Evaluating agents based on reasoning models for process optimization
With agentic AI being essentially everywhere there is the need of understanding how good they really are for research purposes, and in particular for materials synthesis.
In this preprint on arxiv I explored how agents based on reasoning models perform in ALD process optimization tasks. The results are both impressive and somewhat mixed. One one hand, reasoning models were able to understand and execute elementary atomic layer deposition process optimization tasks. On the other, they sometime either fail or struggle to find the optimal conditions, which makes them borderline usable for real world application.

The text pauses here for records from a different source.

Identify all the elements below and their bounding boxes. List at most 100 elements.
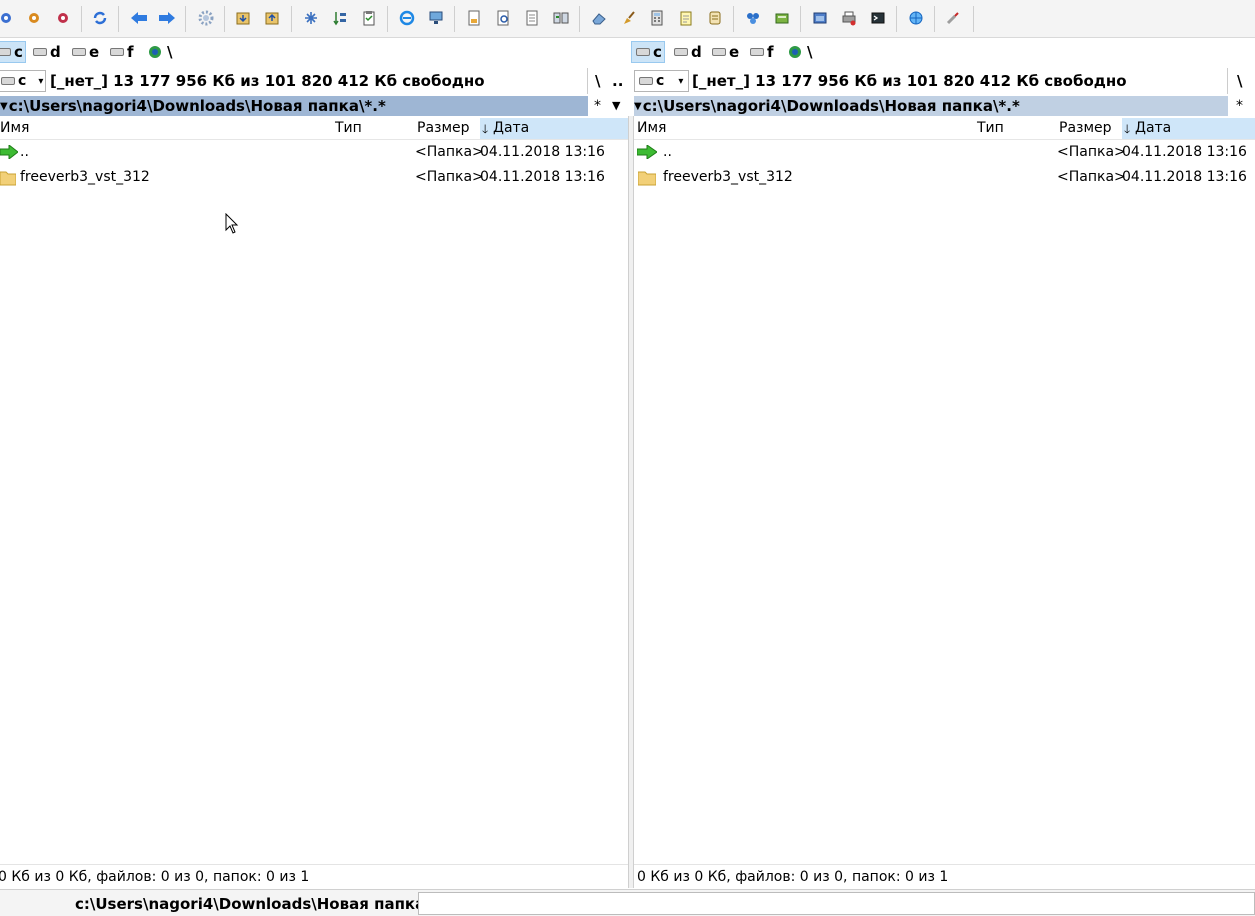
right-drive-d-button[interactable]: d (674, 41, 702, 63)
file-row-folder[interactable]: freeverb3_vst_312 <Папка> 04.11.2018 13:… (0, 166, 628, 190)
doc2-icon[interactable] (523, 9, 541, 27)
history-dropdown-icon[interactable]: ▼ (0, 101, 8, 112)
right-free-space: [_нет_] 13 177 956 Кб из 101 820 412 Кб … (692, 72, 1127, 90)
toolbar-separator (454, 6, 455, 32)
network-icon[interactable] (427, 9, 445, 27)
left-network-drive-button[interactable]: \ (148, 41, 172, 63)
right-column-headers: Имя Тип Размер 🡓 Дата (634, 118, 1255, 140)
compare-icon[interactable] (552, 9, 570, 27)
right-root-button[interactable]: \ (1237, 72, 1242, 90)
left-up-button[interactable]: .. (612, 72, 623, 90)
left-drive-e-button[interactable]: e (72, 41, 99, 63)
globe-icon[interactable] (907, 9, 925, 27)
usb-disk-icon[interactable] (773, 9, 791, 27)
column-type-header[interactable]: Тип (977, 120, 1004, 136)
tools-icon[interactable] (944, 9, 962, 27)
clipboard-icon[interactable] (360, 9, 378, 27)
right-drive-e-button[interactable]: e (712, 41, 739, 63)
drive-letter: c (653, 43, 662, 61)
right-path-bar[interactable]: ▼ c:\Users\nagori4\Downloads\Новая папка… (634, 96, 1228, 116)
combo-value: c (656, 73, 665, 89)
refresh-icon[interactable] (91, 9, 109, 27)
file-name: freeverb3_vst_312 (663, 169, 793, 185)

For this work I didn’t use a finetuned model, but a commercially available model. The motivation is that these models are widely used, and therefore there is a lot of value in understanding how they perform. The other more prosaic reason is that there are limitations to the type of models that we can access. This left out some good open weight models such as DeepSeek-R1.
For the test, I designed a few ideal and non-ideal self-limited processes that representative of the type of ALD processes a researcher is likely to encounter in the wild. For each of these processes, the task was very simple: find the optimal dose time for the precursor and co-reactant that leads to a saturated growth per cycle with a process time that is as low as possible. This is a very much an idealized version of the type of optimization that is carried out over and over again.
The work is currently under review. As soon as the paper is published I will release the code required to run these challenges. Hopefully someone can take on the challenge of designing performant agents based on open weights models that can be run locally.